Catherine Mackin Named Head of Streaming Service Acorn TV's Development Arm
As managing director of the U.K.-based Acorn Media Enterprises, she will oversee the commissioning and co-production slate of the SVOD service focused on British and international programming.
Robert Johnson's RLJ Entertainment, in which AMC Networks owns a stake, has hired Catherine Mackin as the managing director of Acorn Media Enterprises, the U.K.-based development arm of its streaming video service Acorn TV.
The service specializes in British and international TV, with series from Britain, Canada, Australia and Europe, including such hits as Doc Martin, Poldark and Jack Taylor.
Most recently director of program acquisitions at British networks group UKTV, Mackin will oversee Acorn TV’s "rapidly growing commissioning and co-production slate," the company said. She starts in early July and will be based in RLJ's office in London.
Mackin replaces Shane Murphy, who is returning home to Dublin as group head of drama and comedy at Irish public service broadcaster RTE.

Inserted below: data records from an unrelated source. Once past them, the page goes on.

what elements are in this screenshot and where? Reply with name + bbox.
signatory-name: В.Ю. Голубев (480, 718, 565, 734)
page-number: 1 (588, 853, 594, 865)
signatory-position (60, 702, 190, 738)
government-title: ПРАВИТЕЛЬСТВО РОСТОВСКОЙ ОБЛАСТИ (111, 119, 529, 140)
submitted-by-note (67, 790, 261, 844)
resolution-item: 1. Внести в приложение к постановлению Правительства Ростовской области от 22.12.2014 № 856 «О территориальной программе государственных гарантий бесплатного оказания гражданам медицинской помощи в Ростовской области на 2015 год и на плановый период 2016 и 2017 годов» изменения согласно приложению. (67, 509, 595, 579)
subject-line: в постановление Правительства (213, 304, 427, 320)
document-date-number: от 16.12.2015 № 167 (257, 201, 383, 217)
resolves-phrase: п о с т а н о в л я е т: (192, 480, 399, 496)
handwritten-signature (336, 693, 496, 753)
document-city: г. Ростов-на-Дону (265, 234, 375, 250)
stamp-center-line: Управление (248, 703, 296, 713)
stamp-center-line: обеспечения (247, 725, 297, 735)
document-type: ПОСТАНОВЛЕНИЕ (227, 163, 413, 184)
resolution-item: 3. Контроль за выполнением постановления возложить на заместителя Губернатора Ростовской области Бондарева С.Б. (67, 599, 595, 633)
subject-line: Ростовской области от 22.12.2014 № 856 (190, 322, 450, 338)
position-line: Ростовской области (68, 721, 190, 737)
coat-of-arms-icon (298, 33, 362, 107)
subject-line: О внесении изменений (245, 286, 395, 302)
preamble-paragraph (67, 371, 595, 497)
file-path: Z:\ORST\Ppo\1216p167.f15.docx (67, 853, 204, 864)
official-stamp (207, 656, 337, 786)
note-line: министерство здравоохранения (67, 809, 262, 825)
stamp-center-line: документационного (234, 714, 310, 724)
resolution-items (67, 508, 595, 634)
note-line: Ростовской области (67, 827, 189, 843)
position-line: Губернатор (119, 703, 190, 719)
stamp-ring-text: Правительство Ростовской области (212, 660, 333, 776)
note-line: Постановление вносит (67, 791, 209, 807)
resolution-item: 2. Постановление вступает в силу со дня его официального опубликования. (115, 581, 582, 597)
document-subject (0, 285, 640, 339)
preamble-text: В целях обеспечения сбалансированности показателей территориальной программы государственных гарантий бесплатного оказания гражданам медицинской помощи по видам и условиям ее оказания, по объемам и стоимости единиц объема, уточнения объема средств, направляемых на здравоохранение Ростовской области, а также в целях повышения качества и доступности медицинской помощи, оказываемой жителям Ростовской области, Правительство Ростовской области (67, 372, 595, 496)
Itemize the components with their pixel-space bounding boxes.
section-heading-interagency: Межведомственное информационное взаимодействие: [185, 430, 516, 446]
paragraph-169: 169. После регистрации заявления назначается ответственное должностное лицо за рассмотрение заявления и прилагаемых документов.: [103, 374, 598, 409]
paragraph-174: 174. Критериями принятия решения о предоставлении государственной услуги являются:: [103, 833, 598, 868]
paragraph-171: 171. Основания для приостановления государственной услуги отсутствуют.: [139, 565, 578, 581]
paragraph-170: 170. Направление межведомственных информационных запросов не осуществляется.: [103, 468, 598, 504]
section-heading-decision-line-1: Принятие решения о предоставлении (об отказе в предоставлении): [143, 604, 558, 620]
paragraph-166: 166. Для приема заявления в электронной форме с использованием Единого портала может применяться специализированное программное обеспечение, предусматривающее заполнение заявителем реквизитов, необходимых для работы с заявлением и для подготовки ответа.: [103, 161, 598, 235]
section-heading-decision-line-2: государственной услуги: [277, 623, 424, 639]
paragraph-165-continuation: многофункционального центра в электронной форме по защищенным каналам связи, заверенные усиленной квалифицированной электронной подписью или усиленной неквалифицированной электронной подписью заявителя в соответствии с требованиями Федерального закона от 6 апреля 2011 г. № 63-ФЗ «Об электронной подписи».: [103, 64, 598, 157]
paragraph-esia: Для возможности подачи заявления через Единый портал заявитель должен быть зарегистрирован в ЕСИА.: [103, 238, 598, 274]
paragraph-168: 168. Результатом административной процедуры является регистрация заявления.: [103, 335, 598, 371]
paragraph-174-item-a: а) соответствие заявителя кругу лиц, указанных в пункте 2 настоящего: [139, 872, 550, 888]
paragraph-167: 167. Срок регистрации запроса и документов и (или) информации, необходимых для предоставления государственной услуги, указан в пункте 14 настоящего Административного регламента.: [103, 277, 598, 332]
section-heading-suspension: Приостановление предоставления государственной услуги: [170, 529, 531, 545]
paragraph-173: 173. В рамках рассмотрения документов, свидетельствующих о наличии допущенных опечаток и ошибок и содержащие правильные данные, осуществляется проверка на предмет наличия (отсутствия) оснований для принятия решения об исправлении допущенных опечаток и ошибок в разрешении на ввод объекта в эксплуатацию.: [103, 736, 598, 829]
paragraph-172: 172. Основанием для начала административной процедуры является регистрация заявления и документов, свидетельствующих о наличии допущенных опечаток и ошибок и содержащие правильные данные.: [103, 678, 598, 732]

Said Mark Stevens, chief content officer for Acorn brands at RLJ: "In the past three years, Shane and his team have established Acorn Media Enterprises as a preferred partner within the production community for high-quality international productions, including co-producing deals for ITV’s Girlfriends, BBC’s Keeping Faith and Detectorists, as well as our first commissions of London Kills and Agatha Raisin (season 2)." He lauded Mackin for "her strong experience sourcing and delivering successful content across many genres, developing long-term external relationships and delivering content strategies for terrestrial, cable, satellite and non-linear networks."
Acorn TV, which costs $4.99 a month, recently unveiled an expansion into 12 Latin American countries.
AMC Networks in late February proposed taking full ownership of RLJ to take the company private. AMC had an option to purchase the outstanding shares of RLJ that it does not already own after, in November 2016, making a $65 million investment in the firm in the form of loans for a 26 percent minority stake.